The number 72 represents the horrific state of the labor market in New Hampshire far better than the state's September unemployment rate, which coincidentally, is 7.2 percent.
There are five or six unemployed Americans for every job opening. It's not unusual for qualified job seekers to apply for hundreds of positions and not get a single interview. That's why 72 is now the maximum number of weeks that a jobless New Hampshire worker can collect unemployment benefits. That's almost triple the 26 weeks of unemployment compensation benefits that workers could normally collect. And soon, thanks to efforts by Sen. Jeanne Shaheen, 72 will become 86 weeks. For a qualifying unemployed worker, that will mean more than a year and half of modest checks that peak at about $400 per week.

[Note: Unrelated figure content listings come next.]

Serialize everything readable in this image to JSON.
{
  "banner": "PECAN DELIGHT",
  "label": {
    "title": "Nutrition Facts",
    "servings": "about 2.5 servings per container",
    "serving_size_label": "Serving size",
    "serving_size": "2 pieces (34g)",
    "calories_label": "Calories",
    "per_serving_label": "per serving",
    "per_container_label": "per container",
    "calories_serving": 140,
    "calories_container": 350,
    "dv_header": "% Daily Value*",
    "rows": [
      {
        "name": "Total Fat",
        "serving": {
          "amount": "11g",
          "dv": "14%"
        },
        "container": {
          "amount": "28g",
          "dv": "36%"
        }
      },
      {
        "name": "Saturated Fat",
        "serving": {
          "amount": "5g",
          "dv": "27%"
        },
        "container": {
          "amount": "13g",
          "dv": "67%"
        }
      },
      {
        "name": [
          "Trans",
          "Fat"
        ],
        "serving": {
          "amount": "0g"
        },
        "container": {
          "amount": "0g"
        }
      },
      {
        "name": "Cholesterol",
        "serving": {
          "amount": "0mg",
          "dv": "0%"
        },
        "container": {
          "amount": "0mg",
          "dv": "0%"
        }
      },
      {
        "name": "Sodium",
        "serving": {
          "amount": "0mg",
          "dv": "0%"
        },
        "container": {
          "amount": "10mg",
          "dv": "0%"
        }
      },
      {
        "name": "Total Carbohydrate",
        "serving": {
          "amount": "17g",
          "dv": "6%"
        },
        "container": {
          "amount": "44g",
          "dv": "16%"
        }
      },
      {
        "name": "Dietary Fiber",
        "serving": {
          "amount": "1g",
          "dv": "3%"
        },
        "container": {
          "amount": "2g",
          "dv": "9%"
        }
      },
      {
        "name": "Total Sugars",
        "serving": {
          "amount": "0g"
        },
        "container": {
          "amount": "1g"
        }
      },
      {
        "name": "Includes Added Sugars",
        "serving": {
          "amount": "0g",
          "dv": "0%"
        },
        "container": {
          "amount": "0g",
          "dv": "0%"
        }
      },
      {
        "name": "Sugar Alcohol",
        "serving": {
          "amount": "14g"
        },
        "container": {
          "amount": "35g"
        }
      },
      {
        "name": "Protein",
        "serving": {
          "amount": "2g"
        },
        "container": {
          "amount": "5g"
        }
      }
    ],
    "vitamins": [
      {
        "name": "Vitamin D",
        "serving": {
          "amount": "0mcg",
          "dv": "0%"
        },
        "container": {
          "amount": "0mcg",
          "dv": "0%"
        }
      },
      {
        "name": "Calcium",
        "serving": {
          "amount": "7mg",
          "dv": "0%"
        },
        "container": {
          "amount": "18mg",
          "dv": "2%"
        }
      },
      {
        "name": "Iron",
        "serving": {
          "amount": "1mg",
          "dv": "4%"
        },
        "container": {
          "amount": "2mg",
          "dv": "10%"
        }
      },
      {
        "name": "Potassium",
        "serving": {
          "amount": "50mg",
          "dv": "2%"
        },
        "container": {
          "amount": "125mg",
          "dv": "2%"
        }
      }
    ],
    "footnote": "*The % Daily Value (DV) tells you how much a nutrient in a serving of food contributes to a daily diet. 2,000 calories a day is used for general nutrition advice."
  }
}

Nationally, fewer workers are being laid off, which is a sign that the depths of the recession have been plumbed. But companies have not yet begun hiring, and more and more unemployed workers have exhausted their benefits.
To provide relief, a House bill calls for extending benefits by an additional 13 weeks in states where the unemployment rate tops 8.5 percent. But a jobless worker in New Hampshire, which has a higher-than-average cost of living, is just as broke as a worker in a state with a higher unemployment rate. Recognizing that, Shaheen used her legislative acumen to garner support for a bill that will extend benefits by 14 weeks in every state and for an additional six weeks after that in states with an unemployment rate above 8.5 percent.
Rep. Paul Hodes and other House members support Shaheen's bill which is reportedly guaranteed to pass. That means an unemployed New Hampshire worker who tries and fails to find work will soon be able to collect for up to 21 months.
Kudos to Shaheen for her effort. For some households, the extended unemployment benefit will mean food on the table and a roof overhead.